Immune checkpoint inhibitors are a novel class of cancer treatments that have shown potential benefits across a range of malignancies (172). However, O-GlcNAcylation contributes to resistance against these therapies (173). For example, in liver cancer cell lines, OGT-mediated O-GlcNAcylation prevents the degradation of programmed death-ligand 1 (PD-L1), thereby promoting immune escape of cancer cells (173). Notably, combining O-GlcNAc inhibition with PD-L1 monoclonal antibodies has been shown to enhance tumor immune eradication in vivo (173,174).
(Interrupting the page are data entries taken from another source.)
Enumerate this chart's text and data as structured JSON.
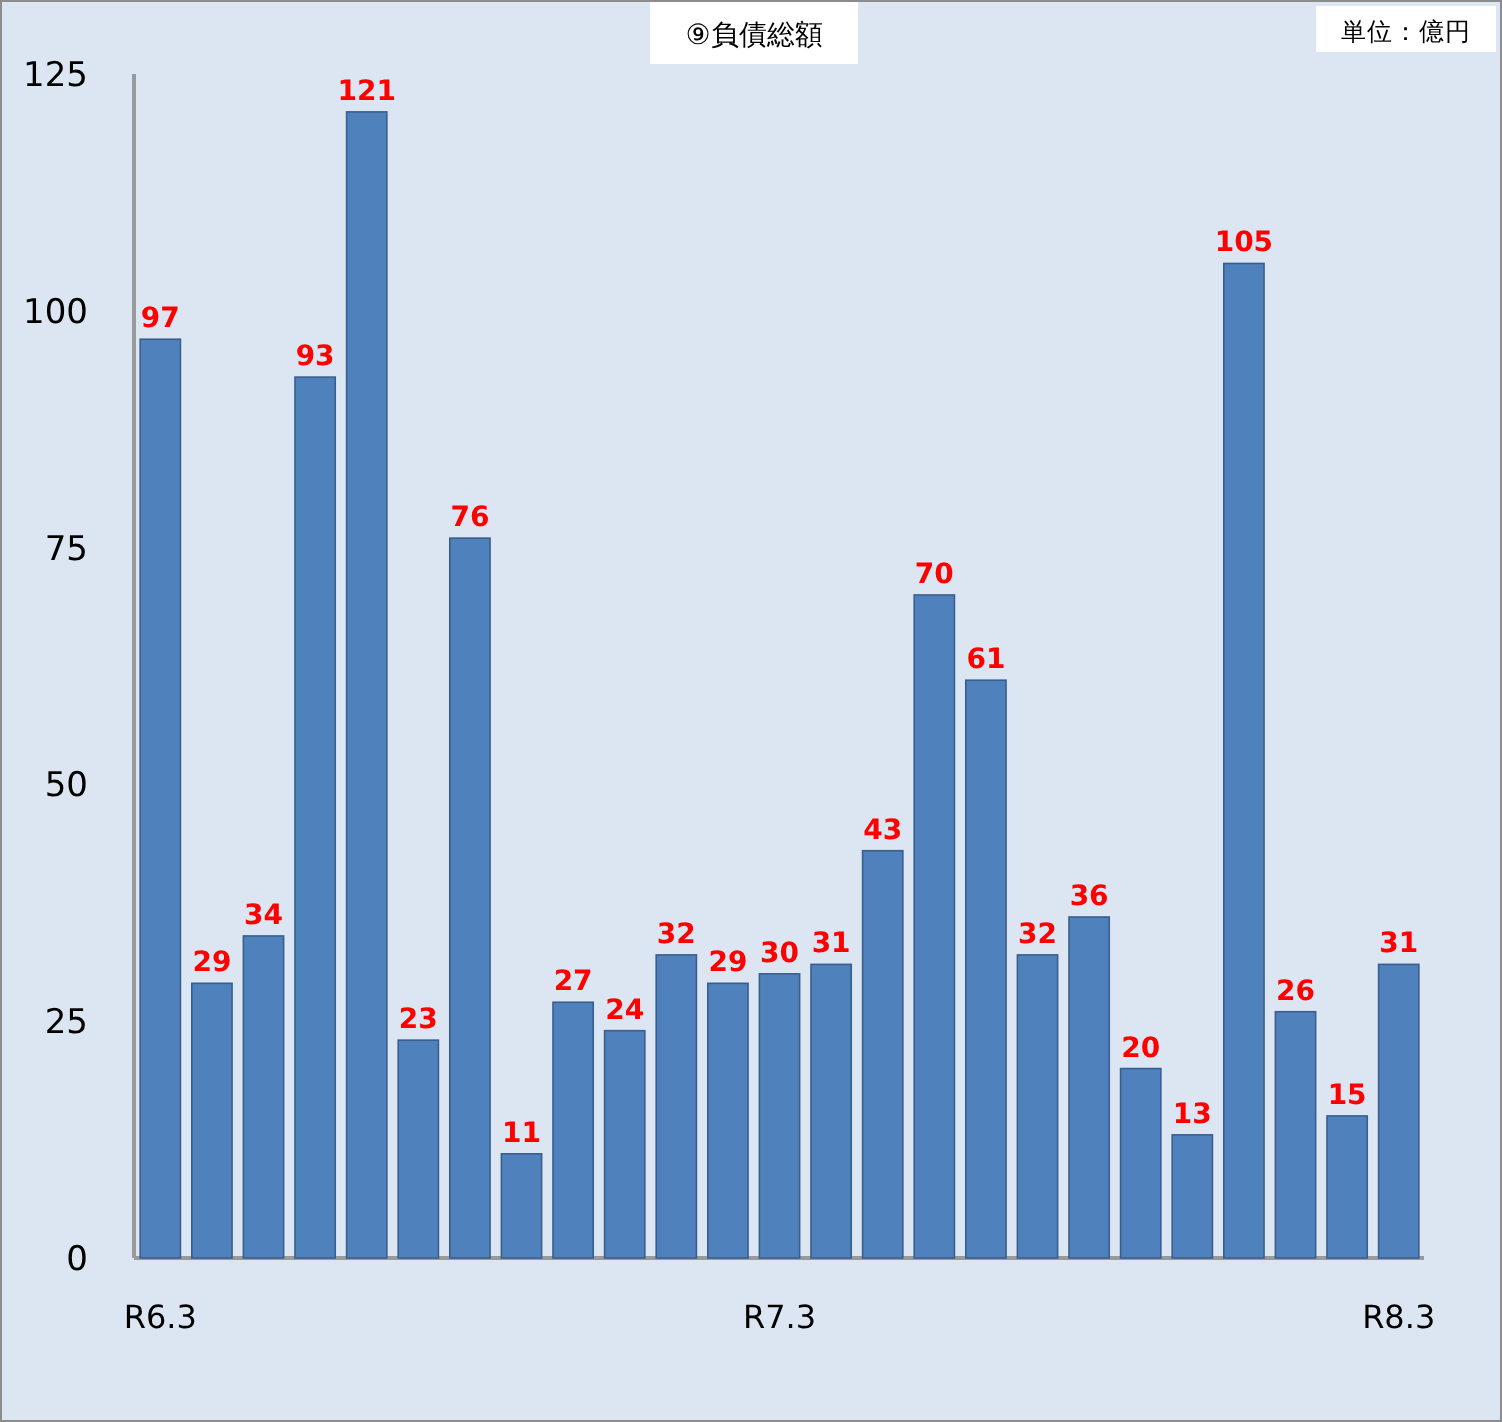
{
  "chart_data": {
    "type": "bar",
    "title": "⑨負債総額",
    "annotations": [
      "単位：億円"
    ],
    "categories": [
      "R6.3",
      null,
      null,
      null,
      null,
      null,
      null,
      null,
      null,
      null,
      null,
      null,
      "R7.3",
      null,
      null,
      null,
      null,
      null,
      null,
      null,
      null,
      null,
      null,
      null,
      "R8.3"
    ],
    "values": [
      97,
      29,
      34,
      93,
      121,
      23,
      76,
      11,
      27,
      24,
      32,
      29,
      30,
      31,
      43,
      70,
      61,
      32,
      36,
      20,
      13,
      105,
      26,
      15,
      31
    ],
    "color": "#4f81bd",
    "ylim": [
      0,
      125
    ],
    "yticks": [
      0,
      25,
      50,
      75,
      100,
      125
    ],
    "data_labels": true
  }
}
Proteasome serves a key role in maintaining cellular homeostasis by regulating protein turnover, recycling amino acids and clearing misfolded or damaged proteins, particularly under stress conditions to prevent toxic aggregation. In cancer, increased proteasome activity supports tumor progression by promoting the degradation of misfolded and tumor suppressor proteins and maintaining high translational demand (175–177). This dependency underpins the clinical use of proteasome inhibitors such as bortezomib, carfilzomib and ixazomib in cancers (178,179). However, their therapeutic efficacy is limited by adverse effects and acquired resistance (178,179).

O-GlcNAcylation has emerged as a critical modulator of proteasome function (180–182). Traditionally considered an inhibitor of proteasomal activity, O-GlcNAcylation of the 19S regulatory subunit suppresses proteasome function (180). Increased global O-GlcNAcylation is associated with reduced proteasome activity and enhanced apoptosis in both neuronal and cancer cells (180). Paradoxically, under proteasome inhibition, O-GlcNAcylation serves a compensatory, pro-survival role, supporting cell adaptation through multiple mechanisms, such as facilitating NRF1-mediated transcription of proteasome subunits (181), promoting proteasome turnover (182) and enhancing protein translation to generate functional proteins (183). Accordingly, disruption of O-GlcNAc cycling works with proteasome inhibitors to potentiate cancer cell death, offering a potential strategy to overcome drug resistance (181,182).

The interaction between O-GlcNAcylation and cancer therapeutic resistance underscores the potential for developing combination strategies that incorporate OGTis to enhance the efficacy of other anticancer agents (Table IV). Notably, several drugs that benefit from concomitant OGT disruption, such as 5-FU, irinotecan, dabrafenib and immune checkpoint inhibitors, are recommended in standard guidelines for CCA therapy including NCCN 2023 and ESMO 2022 (24,25), further highlighting the potential of OGT targeting as a therapeutic strategy for CCA.